Jak nie dać się oszukać przez administratorów spadku
Przy wielomilionowych kwotach, jak i przy mniejszych spadkach, zawsze mamy do czynienia w USA z funkcją administratora spadku, w postępowaniu ustawowym. Taka osoba nie musi być prawnikiem, wystarczy, że ma doświadczenie w zarządzaniu spadkiem.
Jest to rozwiązanie w Polsce nieznane, stąd wiele nieporozumień i nieszczęść. Funkcją administratora spadku jest spieniężenie majątku po osobie zmarłej i spłacenie zadłużenie, które pozostało oraz rozdysponowanie spadku pomiędzy spadkobiorców.
- Tak postępuje uczciwy administrator, natomiast ostatnio mieliśmy taki przypadek, że w Chicago na takiego administratorem osoba, która wkrótce zmarła, wyznaczyła swoją sąsiadkę, przekazując informację, że spadkobiercami są daleki kuzyn w Polsce i jego syn - mówi w rozmowie z MarketNews24 Joanna Pluta, wspólnik zarządzający w Kancelarii Baran&Pluta.

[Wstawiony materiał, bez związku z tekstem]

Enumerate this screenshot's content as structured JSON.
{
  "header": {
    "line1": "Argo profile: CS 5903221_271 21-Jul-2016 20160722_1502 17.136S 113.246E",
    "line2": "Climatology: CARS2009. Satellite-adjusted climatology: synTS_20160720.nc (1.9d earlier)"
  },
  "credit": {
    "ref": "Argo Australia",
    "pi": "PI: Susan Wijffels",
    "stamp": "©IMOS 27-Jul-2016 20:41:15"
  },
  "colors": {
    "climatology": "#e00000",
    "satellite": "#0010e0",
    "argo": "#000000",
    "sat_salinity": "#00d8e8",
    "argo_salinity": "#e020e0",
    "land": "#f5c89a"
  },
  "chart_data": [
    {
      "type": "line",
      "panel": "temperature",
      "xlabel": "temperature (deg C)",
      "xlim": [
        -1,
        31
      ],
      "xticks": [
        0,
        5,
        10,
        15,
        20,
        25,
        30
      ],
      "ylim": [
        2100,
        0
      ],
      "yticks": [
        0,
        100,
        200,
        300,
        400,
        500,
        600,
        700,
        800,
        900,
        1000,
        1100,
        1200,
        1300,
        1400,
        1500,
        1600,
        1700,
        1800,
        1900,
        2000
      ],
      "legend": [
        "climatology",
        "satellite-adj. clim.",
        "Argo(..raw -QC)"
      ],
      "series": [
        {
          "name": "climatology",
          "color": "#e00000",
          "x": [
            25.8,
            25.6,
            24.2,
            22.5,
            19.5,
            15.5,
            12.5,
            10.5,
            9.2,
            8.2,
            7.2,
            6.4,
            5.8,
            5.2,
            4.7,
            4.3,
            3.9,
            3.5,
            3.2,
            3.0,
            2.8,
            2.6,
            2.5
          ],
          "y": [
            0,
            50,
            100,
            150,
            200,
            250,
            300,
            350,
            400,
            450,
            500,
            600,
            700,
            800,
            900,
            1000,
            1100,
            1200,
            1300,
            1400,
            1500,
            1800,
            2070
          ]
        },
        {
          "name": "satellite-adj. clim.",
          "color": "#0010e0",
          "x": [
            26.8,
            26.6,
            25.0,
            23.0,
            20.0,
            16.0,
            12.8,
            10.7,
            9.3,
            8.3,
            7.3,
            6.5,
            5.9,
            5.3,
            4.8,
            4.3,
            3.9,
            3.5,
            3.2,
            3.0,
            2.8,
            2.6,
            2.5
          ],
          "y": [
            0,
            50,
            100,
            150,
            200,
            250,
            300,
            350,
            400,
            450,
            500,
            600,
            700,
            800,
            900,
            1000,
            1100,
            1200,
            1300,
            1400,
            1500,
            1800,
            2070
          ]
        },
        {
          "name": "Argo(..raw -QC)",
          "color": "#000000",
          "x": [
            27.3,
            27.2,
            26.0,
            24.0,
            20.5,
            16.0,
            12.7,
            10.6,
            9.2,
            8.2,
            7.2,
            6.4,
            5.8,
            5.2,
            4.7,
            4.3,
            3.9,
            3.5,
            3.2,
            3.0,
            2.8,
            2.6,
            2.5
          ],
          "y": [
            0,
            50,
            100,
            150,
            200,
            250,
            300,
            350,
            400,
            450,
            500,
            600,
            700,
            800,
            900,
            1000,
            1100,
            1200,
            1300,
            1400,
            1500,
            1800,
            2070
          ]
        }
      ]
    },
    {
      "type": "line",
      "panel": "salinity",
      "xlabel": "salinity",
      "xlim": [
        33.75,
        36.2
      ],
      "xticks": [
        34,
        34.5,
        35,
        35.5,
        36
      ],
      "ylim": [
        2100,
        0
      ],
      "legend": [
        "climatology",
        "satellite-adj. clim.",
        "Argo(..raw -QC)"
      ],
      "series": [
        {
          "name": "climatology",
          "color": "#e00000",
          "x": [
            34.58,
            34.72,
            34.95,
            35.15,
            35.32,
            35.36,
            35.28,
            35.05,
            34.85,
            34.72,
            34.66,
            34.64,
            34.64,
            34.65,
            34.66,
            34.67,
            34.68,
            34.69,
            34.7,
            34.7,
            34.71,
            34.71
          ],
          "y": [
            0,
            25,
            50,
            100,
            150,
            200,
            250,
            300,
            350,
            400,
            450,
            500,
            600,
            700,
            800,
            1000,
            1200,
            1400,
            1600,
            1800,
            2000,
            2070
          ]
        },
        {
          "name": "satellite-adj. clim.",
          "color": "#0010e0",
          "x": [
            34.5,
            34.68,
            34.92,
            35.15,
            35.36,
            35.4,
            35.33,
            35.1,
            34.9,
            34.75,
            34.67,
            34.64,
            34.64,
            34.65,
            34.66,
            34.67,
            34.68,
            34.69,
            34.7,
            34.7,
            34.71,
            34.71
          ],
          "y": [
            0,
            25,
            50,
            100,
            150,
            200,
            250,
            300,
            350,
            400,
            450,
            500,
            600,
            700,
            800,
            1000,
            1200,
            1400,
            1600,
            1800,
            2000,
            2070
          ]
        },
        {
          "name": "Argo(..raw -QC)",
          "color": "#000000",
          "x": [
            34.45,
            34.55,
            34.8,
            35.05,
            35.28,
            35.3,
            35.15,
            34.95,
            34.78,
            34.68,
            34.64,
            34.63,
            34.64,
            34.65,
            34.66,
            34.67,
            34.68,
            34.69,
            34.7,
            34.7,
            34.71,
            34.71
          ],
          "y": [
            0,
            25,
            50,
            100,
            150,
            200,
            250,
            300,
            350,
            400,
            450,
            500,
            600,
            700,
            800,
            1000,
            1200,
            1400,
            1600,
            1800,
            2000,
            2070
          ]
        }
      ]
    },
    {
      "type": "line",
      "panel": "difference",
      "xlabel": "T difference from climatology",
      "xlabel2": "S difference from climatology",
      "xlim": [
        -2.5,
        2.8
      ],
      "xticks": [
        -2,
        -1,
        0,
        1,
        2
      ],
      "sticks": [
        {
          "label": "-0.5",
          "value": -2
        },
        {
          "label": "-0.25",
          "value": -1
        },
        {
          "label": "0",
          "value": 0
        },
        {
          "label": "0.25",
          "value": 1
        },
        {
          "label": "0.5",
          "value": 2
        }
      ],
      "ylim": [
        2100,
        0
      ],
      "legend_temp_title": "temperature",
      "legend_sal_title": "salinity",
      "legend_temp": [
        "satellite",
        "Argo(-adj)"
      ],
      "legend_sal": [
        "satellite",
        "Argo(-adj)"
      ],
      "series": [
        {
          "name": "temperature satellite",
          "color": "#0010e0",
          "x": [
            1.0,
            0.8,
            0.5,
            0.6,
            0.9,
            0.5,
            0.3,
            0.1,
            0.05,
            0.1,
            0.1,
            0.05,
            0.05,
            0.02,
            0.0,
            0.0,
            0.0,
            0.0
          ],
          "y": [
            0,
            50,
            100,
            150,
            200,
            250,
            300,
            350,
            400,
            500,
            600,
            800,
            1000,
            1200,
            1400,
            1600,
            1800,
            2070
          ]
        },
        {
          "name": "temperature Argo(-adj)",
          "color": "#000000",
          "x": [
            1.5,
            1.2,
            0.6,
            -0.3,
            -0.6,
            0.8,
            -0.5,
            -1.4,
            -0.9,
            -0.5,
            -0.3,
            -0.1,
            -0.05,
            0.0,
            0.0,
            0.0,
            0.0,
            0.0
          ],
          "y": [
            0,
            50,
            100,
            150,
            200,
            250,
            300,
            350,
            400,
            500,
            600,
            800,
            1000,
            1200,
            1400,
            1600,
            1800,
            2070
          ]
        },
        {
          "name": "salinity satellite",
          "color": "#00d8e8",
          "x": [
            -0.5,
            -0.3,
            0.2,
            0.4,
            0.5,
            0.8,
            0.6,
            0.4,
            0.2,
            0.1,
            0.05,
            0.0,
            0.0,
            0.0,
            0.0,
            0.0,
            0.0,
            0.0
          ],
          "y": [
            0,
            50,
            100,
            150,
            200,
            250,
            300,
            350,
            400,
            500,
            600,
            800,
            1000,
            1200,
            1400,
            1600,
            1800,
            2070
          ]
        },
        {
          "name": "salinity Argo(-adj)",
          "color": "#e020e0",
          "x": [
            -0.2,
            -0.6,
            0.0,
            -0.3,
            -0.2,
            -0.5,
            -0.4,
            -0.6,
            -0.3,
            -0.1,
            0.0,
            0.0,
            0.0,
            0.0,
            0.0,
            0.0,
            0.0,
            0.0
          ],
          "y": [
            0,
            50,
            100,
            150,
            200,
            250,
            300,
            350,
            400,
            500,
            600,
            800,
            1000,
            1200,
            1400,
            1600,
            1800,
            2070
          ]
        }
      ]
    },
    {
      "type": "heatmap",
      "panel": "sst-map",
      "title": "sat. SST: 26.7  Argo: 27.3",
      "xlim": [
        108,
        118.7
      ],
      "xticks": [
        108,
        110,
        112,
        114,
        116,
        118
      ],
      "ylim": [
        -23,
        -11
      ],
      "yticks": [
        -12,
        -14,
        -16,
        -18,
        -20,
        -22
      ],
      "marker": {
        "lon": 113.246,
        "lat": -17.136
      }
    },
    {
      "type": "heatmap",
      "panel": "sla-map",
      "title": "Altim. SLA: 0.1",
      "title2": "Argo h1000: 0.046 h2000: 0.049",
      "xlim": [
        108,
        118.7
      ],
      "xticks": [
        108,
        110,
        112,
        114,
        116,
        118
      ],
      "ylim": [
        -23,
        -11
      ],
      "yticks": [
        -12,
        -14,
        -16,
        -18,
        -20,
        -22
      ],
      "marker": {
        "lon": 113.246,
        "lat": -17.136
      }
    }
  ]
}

Spadkobiercy podczas pobytu w USA podpisali anglojęzyczne dokumenty, choć nie znali tego języka. Po miesiącu dostali czeki na 1 tys. USD, których nie można było zrealizować w Polsce. Gdy po kilku miesiącach powrócili do USA, okazało się, że administrator zniknął, a spieniężony spadek wraz z nim.
- Przepadł spadek wartości około miliona dolarów - opowiada mec. Joanna Pluta.
Jak postępować w podobnej sytuacji? Przede wszystkim należy żądać dokumentów w języku polskim i szukać wiarygodnego administratora spadku.